LSC Abstract – Rhinovirus infection induces NRF2 in monocytes but not in epithelial cells, via distinct intracellular pathways

Rhinoviruses are a major driver of the reduced lung function seen during exacerbations in a number of airway diseases including asthma and COPD. Viral infection is associated with increased inflammation in the lungs and increased oxidative stress in the airways. Monocyte and epithelial cells lines (THP-1 and BEAS2B respectively) were infected with rhinovirus strain RV16. Infection of both cell lines resulted in increased inflammation however, the oxidative stress responses were different. Infection of epithelial cells resulted in increased intracellular ROS whereas infection of monocytes decreased intracellular ROS. Infected BEAS2B cells showed decreased antioxidant capacity compared to that seen in THP-1 cells. In particular, infection of THP-1 cells increased expression of the antioxidant geneNRF2and reduced NOS2 and NOS3 gene expression.
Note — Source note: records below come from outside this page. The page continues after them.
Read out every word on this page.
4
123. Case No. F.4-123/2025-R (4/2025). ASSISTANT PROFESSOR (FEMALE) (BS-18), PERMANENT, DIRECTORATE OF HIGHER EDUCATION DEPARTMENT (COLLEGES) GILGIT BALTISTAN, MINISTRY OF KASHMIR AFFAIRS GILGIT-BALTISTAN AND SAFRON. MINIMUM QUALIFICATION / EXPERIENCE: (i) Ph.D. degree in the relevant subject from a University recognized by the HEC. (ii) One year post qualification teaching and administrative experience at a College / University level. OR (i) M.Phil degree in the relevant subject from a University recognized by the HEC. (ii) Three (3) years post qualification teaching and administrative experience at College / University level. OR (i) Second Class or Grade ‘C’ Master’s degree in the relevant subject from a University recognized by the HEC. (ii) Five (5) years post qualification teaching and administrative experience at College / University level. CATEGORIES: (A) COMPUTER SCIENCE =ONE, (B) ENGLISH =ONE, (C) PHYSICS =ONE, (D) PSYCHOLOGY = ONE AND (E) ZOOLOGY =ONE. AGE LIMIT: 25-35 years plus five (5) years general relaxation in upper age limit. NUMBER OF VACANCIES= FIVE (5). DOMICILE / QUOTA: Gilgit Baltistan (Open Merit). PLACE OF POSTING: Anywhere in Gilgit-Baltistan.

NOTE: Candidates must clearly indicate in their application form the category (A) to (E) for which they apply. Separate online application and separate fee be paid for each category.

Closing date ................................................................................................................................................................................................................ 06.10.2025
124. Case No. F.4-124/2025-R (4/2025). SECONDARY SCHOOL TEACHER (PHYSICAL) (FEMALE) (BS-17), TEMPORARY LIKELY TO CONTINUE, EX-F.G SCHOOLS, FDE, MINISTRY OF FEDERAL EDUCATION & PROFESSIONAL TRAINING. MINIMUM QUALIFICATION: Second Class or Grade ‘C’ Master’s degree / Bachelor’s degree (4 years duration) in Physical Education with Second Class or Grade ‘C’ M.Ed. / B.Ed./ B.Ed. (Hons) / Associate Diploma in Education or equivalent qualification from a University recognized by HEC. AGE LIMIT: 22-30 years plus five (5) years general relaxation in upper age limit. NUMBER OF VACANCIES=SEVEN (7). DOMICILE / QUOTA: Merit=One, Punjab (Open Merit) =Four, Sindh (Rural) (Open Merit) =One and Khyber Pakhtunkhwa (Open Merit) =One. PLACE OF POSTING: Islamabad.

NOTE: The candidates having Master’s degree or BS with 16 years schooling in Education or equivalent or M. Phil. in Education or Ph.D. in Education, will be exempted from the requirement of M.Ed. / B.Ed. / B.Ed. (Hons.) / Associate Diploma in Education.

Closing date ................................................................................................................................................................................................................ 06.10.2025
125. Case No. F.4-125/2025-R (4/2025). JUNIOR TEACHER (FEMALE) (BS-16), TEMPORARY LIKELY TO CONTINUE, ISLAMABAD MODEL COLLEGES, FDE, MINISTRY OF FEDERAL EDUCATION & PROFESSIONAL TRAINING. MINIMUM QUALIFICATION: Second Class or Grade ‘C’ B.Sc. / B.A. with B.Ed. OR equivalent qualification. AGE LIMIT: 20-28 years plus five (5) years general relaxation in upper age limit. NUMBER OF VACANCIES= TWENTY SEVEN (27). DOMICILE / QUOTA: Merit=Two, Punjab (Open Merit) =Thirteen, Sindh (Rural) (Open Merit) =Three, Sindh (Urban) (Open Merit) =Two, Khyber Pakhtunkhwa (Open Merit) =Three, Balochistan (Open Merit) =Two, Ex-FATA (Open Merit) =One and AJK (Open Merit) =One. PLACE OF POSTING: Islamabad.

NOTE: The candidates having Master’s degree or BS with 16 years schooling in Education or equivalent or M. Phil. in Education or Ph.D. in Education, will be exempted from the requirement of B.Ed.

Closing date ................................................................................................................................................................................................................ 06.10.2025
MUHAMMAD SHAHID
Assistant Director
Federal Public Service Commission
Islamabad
Using a pharmacological approach we demonstrated that RV16-induced inflammation and NRF2 expression was ERK/JNK-dependent in THP-1 cells, whereas, RV16-induced inflammation in BEAS-2B cells was p38 MAPK- and NF-κB-dependent. Whilst both monocytes and epithelial cells show similar RV-16-induced inflammatory responses, these cells show different oxidative stress responses to infection and the responses to infection are driven by distinct intracellular signalling pathways.